Une fiction dessinée à coups de basses

Avant même que tu ne le voies, la ligne de basse se faufile, lente, poisseuse et traînante, s’enroulant autour de ta colonne vertébrale. Tout semble légèrement décalé, comme si tu te réveillais dans le rêve de quelqu’un d’autre, alors qu’une boucle commence à cliquer comme les dents d’un vieux lecteur de cassettes. Détachée et narcotique, la voix de Damon Albarn flotte dans la brume, chantant quelque chose qui semble à la fois lassé et hypnotique. Faite pour hanter, la rythmique est solidement ancrée, conçue pour être répétée.

Gorillaz est né à la croisée du désenchantement et de l’animation, bien plus que dans un club ou un garage. Albarn et Hewlett ont imaginé un groupe composé uniquement d’ombres et de sons, sans visages, sans égos. Sorti en 2005, Feel Good Inc. reflétait l’humeur de l’époque : écrans brillants, angoisse au ralenti, et bruit de fond numérique constant. On aurait dit une émission venue d’une tour en ruine, régulière et étrange, à mi-chemin entre réalité et mythe.

Puis vient l’interruption : De La Soul surgit sur la piste comme si quelqu’un avait claqué la porte lors d’un after tranquille. Leurs rires transpercent la brume, débordant de joie urgente et frénétique. Ce n’est pas une collaboration fluide, c’est une nécessité. Ils ne rappent pas sur le beat, ils l’éclatent. Pendant quelques secondes, le morceau perd son calme et part en vrille. Il prend vie dans le chaos.
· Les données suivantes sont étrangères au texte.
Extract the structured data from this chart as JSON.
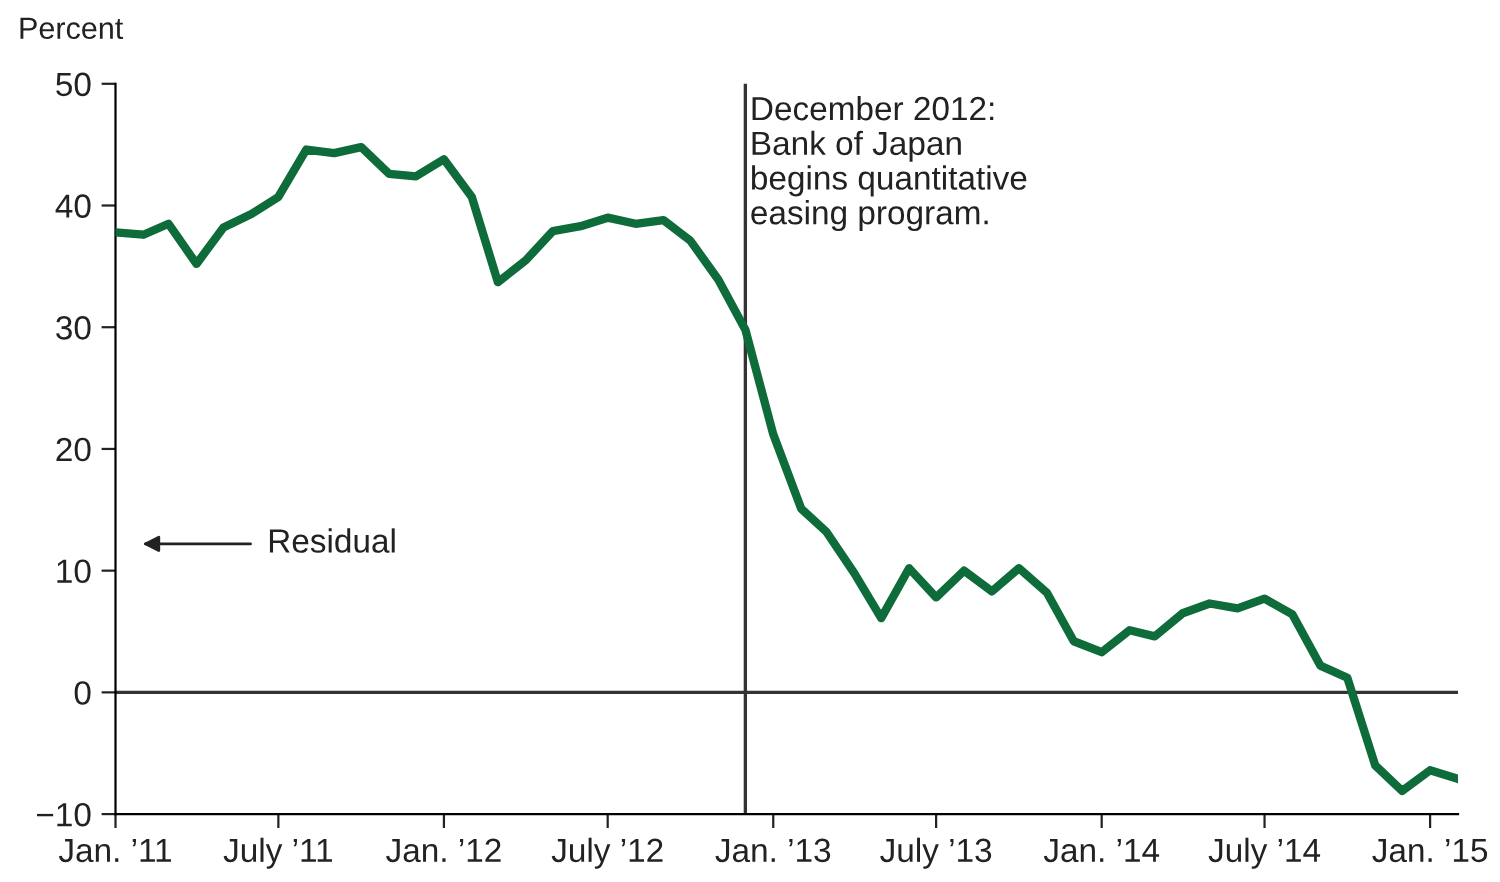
{
  "chart_data": {
    "type": "line",
    "ylabel": "Percent",
    "x": [
      "2011-01",
      "2011-02",
      "2011-03",
      "2011-04",
      "2011-05",
      "2011-06",
      "2011-07",
      "2011-08",
      "2011-09",
      "2011-10",
      "2011-11",
      "2011-12",
      "2012-01",
      "2012-02",
      "2012-03",
      "2012-04",
      "2012-05",
      "2012-06",
      "2012-07",
      "2012-08",
      "2012-09",
      "2012-10",
      "2012-11",
      "2012-12",
      "2013-01",
      "2013-02",
      "2013-03",
      "2013-04",
      "2013-05",
      "2013-06",
      "2013-07",
      "2013-08",
      "2013-09",
      "2013-10",
      "2013-11",
      "2013-12",
      "2014-01",
      "2014-02",
      "2014-03",
      "2014-04",
      "2014-05",
      "2014-06",
      "2014-07",
      "2014-08",
      "2014-09",
      "2014-10",
      "2014-11",
      "2014-12",
      "2015-01",
      "2015-02"
    ],
    "series": [
      {
        "color": "#0e6b3a",
        "values": [
          37.8,
          37.6,
          38.5,
          35.2,
          38.2,
          39.3,
          40.7,
          44.6,
          44.3,
          44.8,
          42.6,
          42.4,
          43.8,
          40.7,
          33.7,
          35.5,
          37.9,
          38.3,
          39.0,
          38.5,
          38.8,
          37.1,
          33.9,
          29.8,
          21.2,
          15.1,
          13.2,
          9.8,
          6.1,
          10.2,
          7.8,
          10.0,
          8.3,
          10.2,
          8.2,
          4.2,
          3.3,
          5.1,
          4.6,
          6.5,
          7.3,
          6.9,
          7.7,
          6.4,
          2.2,
          1.2,
          -6.0,
          -8.1,
          -6.4,
          -7.1
        ]
      }
    ],
    "xlim": [
      "2011-01",
      "2015-02"
    ],
    "xticks": [
      {
        "value": "2011-01",
        "label": "Jan. ’11"
      },
      {
        "value": "2011-07",
        "label": "July ’11"
      },
      {
        "value": "2012-01",
        "label": "Jan. ’12"
      },
      {
        "value": "2012-07",
        "label": "July ’12"
      },
      {
        "value": "2013-01",
        "label": "Jan. ’13"
      },
      {
        "value": "2013-07",
        "label": "July ’13"
      },
      {
        "value": "2014-01",
        "label": "Jan. ’14"
      },
      {
        "value": "2014-07",
        "label": "July ’14"
      },
      {
        "value": "2015-01",
        "label": "Jan. ’15"
      }
    ],
    "ylim": [
      -10,
      50
    ],
    "yticks": [
      -10,
      0,
      10,
      20,
      30,
      40,
      50
    ],
    "ref_lines": [
      {
        "axis": "x",
        "value": "2012-12",
        "label": "December 2012:\nBank of Japan\nbegins quantitative\neasing program.",
        "color": "#333333"
      },
      {
        "axis": "y",
        "value": 0,
        "color": "#333333"
      }
    ],
    "annotations": [
      "Residual"
    ],
    "grid": false,
    "legend": false,
    "line_style": "solid",
    "marker": "none"
  }
}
Dans Feel Good Inc., Gorillaz offrent un mariage envoûtant entre rock alternatif et hip-hop, avec des couplets signés par rien de moins que le trio rap légendaire De La Soul, dans l’un de ces morceaux qui fonctionnent parfaitement, et avec une aisance déconcertante.

(Benedict, The Indiependent, 2015)

La vidéo s’est gravée dans les rétines d’une génération, avec ses turbines tournoyantes, ses villes improbables, ses visages qui clignotent et disparaissent. C’était un avertissement animé, pas un clip musical. MTV la diffusait en boucle, mais elle semblait venir de l’underground. Des enfants qui n’avaient jamais entendu parler de Blur ou de De La Soul connaissaient pourtant la tour, ce beat, ce rire. Enfouie dans les playlists et les souvenirs, elle est devenue une pièce du décor de la décennie.

Elle tient encore la route. Le son persiste comme la saveur de quelque chose d’étrange et sucré, il ne vieillit pas. Le silence entre les notes compte autant que le rythme lui-même. Feel Good Inc. n’a pas été créée pour surfer sur une vague. Elle a été pensée pour flotter dans le courant, pour chercher la profondeur là où la musique peut marquer sans avoir besoin d’un visage.